Ein gutes Beispiel dafür ist die Anerkennung der Gerichtskosten bei einer Scheidung. Die Rechtslage wurde 2014 vom Gesetzgeber geändert. Konnten früher die Gerichts- und Anwaltskosten bei einer Scheidung von beiden Parteien abgesetzt werden, ist das seit 2014 zumindest laut Gesetz nicht mehr möglich. Die VLH legte dennoch für mehrere Mitglieder einen Einspruch ein. Das Argument: Der Gesetzestext widerspricht der Absicht des Gesetzgebers. Die Rechtsprechung würde also zu Ungerechtigkeiten führen.

"Zu dieser Detailfrage erwarten wir erst noch ein Urteil des Bundesfinanzhofs, aber man erkennt daran gut die Dynamik des Steuerrechts", so Georgiadis. Gesetzgeber, Steuerprofis und Gerichte seien in einem ständigen Ringen, ähnlich einem Wettstreit um Fachwissen und Argumente.

Allein der Bundesfinanzhof fällt jedes Jahr knapp 3.000 Urteile, von denen viele unmittelbar Einfluss auf die Steuerpraxis haben. Hinzu kommen die Urteile der Finanzgerichte der Bundesländer. Und auch das Bundesfinanzministerium mischt bei der Rechtspflege mit – zum Beispiel durch den sogenannten Nichtanwendungserlass.
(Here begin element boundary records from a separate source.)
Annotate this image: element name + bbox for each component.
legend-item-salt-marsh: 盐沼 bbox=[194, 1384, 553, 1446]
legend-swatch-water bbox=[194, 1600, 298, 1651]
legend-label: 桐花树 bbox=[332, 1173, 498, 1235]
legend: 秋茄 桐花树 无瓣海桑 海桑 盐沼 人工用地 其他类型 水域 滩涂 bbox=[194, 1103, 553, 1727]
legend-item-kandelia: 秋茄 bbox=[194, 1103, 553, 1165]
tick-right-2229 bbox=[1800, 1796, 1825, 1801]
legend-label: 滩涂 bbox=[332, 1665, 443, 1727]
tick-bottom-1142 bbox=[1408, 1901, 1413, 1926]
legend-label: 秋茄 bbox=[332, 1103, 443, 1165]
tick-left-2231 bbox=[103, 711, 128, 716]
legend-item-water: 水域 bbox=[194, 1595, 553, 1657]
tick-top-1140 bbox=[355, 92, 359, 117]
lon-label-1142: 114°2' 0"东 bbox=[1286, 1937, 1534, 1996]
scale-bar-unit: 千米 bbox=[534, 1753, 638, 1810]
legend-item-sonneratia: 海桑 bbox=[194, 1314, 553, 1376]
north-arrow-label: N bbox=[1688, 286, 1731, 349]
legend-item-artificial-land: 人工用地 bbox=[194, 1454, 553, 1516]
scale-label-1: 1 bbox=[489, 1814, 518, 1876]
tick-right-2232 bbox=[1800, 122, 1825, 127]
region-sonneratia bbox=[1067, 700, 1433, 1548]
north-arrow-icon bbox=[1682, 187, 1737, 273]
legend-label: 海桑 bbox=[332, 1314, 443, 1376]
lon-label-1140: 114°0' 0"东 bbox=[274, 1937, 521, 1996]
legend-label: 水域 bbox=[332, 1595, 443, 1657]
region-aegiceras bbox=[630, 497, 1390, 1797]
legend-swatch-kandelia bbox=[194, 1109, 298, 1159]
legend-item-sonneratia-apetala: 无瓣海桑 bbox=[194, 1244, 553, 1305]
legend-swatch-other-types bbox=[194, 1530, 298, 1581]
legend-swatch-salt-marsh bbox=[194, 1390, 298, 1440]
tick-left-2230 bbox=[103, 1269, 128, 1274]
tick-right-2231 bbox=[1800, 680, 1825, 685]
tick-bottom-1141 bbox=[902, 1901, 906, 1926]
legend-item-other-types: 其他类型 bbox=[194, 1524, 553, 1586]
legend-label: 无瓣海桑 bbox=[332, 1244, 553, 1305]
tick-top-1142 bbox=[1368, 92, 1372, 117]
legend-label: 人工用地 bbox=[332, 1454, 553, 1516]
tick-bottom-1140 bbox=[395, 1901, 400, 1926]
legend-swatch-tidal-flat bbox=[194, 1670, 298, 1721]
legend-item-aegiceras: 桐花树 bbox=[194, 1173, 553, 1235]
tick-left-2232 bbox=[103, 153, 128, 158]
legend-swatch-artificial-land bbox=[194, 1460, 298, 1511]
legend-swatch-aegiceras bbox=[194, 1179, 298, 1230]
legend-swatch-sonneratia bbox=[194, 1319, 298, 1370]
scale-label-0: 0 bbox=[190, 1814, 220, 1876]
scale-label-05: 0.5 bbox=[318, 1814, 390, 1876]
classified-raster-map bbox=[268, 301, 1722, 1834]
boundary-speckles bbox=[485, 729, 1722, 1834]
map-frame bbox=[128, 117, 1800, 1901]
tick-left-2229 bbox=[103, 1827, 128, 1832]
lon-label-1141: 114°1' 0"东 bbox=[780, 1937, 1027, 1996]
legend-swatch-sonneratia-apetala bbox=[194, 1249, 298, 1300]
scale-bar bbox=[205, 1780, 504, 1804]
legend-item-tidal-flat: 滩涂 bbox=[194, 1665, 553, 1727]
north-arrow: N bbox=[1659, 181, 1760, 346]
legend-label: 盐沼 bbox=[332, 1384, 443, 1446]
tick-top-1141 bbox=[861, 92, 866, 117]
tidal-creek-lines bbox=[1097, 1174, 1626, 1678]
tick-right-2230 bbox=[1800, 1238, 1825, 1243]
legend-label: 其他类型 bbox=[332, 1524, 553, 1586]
Mit einem Nichtanwendungserlass weist das Ministerium die Finanzämter an, bestimmte Urteile gezielt zu ignorieren. Dahinter steht oft die Absicht, den Gesetzestext nachzubessern und das Urteil damit auszuhebeln.

Fazit: Im Zweifel für den Einspruch

"Auch wenn man vorher nicht wissen kann, wie Gerichte oder der Gesetzgeber entscheiden, geht man mit einem Einspruch auf Nummer sicher", so VLH-Sprecherin Christina Georgiadis. Einerseits gewönnen die Steuerzahlenden Zeit.

"Falls Sie die Steuererklärung im ersten Anlauf selbst gemacht haben, könnten Sie nach einem überraschend schlechten Steuerbescheid die Gelegenheit nutzen, jetzt einen Steuerexperten einzuschalten und neue Argumente ins Feld zu führen", so VLH-Sprecherin Christina Georgiadis.

Wenn Sie sich beispielsweise auf ein neues Gerichtsurteil oder auch ein neues Gesetz berufen, sei es möglich, dass sich das Finanzamt Ihrer Ansicht deswegen anschließe, weil es diese Regelung selbst noch nicht beachtet habe.

Zudem könne es sein, dass sich in der gewonnenen Zeit die Sachlage gänzlich ändert. Fälle beispielsweise der Bundesfinanzhof ein Grundsatzurteil in der betreffenden Sache, das dann auch von der Steuerverwaltung angewendet werden muss, habe sich der Einspruch gelohnt.